As a friend of mine says, "My heart misgives me." The more lines we draw between us and them, the smaller and more exclusive we make our temples, the more likely they will fall. And what happens if they do? What happens if our temples, our institutions and associations and political positions, what happens if they come crashing down as the Jerusalem Temple did? Can we find God, can we serve God, without them? I certainly hope so. I believe so. But it won't always be easy.

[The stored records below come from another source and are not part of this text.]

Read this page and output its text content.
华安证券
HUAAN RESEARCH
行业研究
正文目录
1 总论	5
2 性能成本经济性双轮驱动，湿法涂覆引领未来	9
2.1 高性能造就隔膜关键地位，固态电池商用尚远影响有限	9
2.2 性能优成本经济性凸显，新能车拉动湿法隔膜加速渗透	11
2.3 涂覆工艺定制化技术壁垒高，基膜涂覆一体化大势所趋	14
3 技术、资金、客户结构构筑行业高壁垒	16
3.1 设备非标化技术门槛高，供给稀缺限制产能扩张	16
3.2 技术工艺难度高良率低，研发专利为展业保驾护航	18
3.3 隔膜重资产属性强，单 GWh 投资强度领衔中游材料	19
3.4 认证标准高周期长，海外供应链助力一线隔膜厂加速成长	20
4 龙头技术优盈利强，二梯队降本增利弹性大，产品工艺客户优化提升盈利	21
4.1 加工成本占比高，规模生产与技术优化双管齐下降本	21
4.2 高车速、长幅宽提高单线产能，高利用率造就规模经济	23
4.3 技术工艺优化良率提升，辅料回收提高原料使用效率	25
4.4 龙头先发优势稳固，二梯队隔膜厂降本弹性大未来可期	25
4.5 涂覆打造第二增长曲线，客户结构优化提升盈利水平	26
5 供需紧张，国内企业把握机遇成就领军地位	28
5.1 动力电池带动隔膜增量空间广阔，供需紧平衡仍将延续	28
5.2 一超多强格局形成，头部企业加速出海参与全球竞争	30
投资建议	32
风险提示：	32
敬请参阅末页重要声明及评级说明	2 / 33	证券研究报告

Our Lord warns us that trouble is coming. Mark wrote about his own time, about the dissolving of his own world, but his gospel speaks to us as well. If history tells us anything it's that there will always be wars and earthquakes and famine. There is always a new cataclysm around the corner and when it strikes it can be so easy to despair, to give in to the overwhelming fear that "this is the end", that our world is coming to an end. And, as Our Lord also warns us, there will always be people who, as the ground starts to shake beneath us, declare that the end is nigh. Many will come in Jesus' name and say, "I am he!" And when things are starting to look desperate it's awfully tempting to run to the person who looks like he has all the answers.

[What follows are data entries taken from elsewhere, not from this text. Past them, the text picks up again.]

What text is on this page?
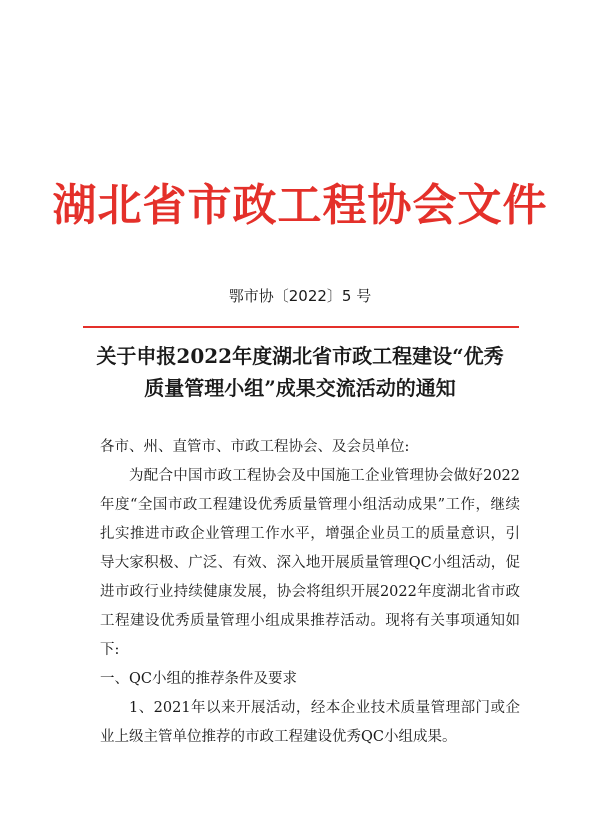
湖北省市政工程协会文件
鄂市协〔2022〕5 号
关于申报2022年度湖北省市政工程建设“优秀
质量管理小组”成果交流活动的通知

各市、州、直管市、市政工程协会、及会员单位:

为配合中国市政工程协会及中国施工企业管理协会做好2022年度“全国市政工程建设优秀质量管理小组活动成果”工作，继续扎实推进市政企业管理工作水平，增强企业员工的质量意识，引导大家积极、广泛、有效、深入地开展质量管理QC小组活动，促进市政行业持续健康发展，协会将组织开展2022年度湖北省市政工程建设优秀质量管理小组成果推荐活动。现将有关事项通知如下:

一、QC小组的推荐条件及要求

1、2021年以来开展活动，经本企业技术质量管理部门或企业上级主管单位推荐的市政工程建设优秀QC小组成果。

Jesus tells us not to be led astray, not to be shaken by the tumult. He assures us that, as bad as things can seem, the world is not crashing down. Our temples may fall, but it's not the end. The chaos and turmoil, he tells us, are just the beginning of the birth pangs. As painful as it may be, something beautiful is being born. And here we find the essential Christian message, especially as told by Mark's gospel - that pain and loss are required for the coming kingdom, and that it is that very pain and loss that open the way for a new life. Mark's gospel ends, not with the resurrection, but with the empty tomb. There are some verses that have been added, long after the gospel was finished, but those are just a later editor trying to make the story end better. We never get to see the risen Christ in Mark's gospel. We're shown an empty tomb and told that Christ has risen. And then we're told that, to find him, we have to go to Galilee. Galilee, where the story began. Galilee, where Jesus' ministry started.

And so it is for us, when our temples fall down and our world seems to be at an end. We are told that to find Jesus, we have to go back to the beginning, back to Galilee, back to the ministry. Back to teaching and healing and feeding. And there we'll find something wonderful. We'll find that our old temples are no longer needed, because God is present within us and in one another. Christ lives within us and in the community gathered for ministry. God is present in the teaching and healing and feeding. We are, in fact, the true temple of God.

The end times? The kingdom? The final ushering in of peace and the Reign of Christ? Has it come? Is it yet to come? That's God's job to worry about. Our job is to go back to Galilee, into the true temple of God.

In the name of the Father, and of the Son, and of the Holy Spirit. Amen.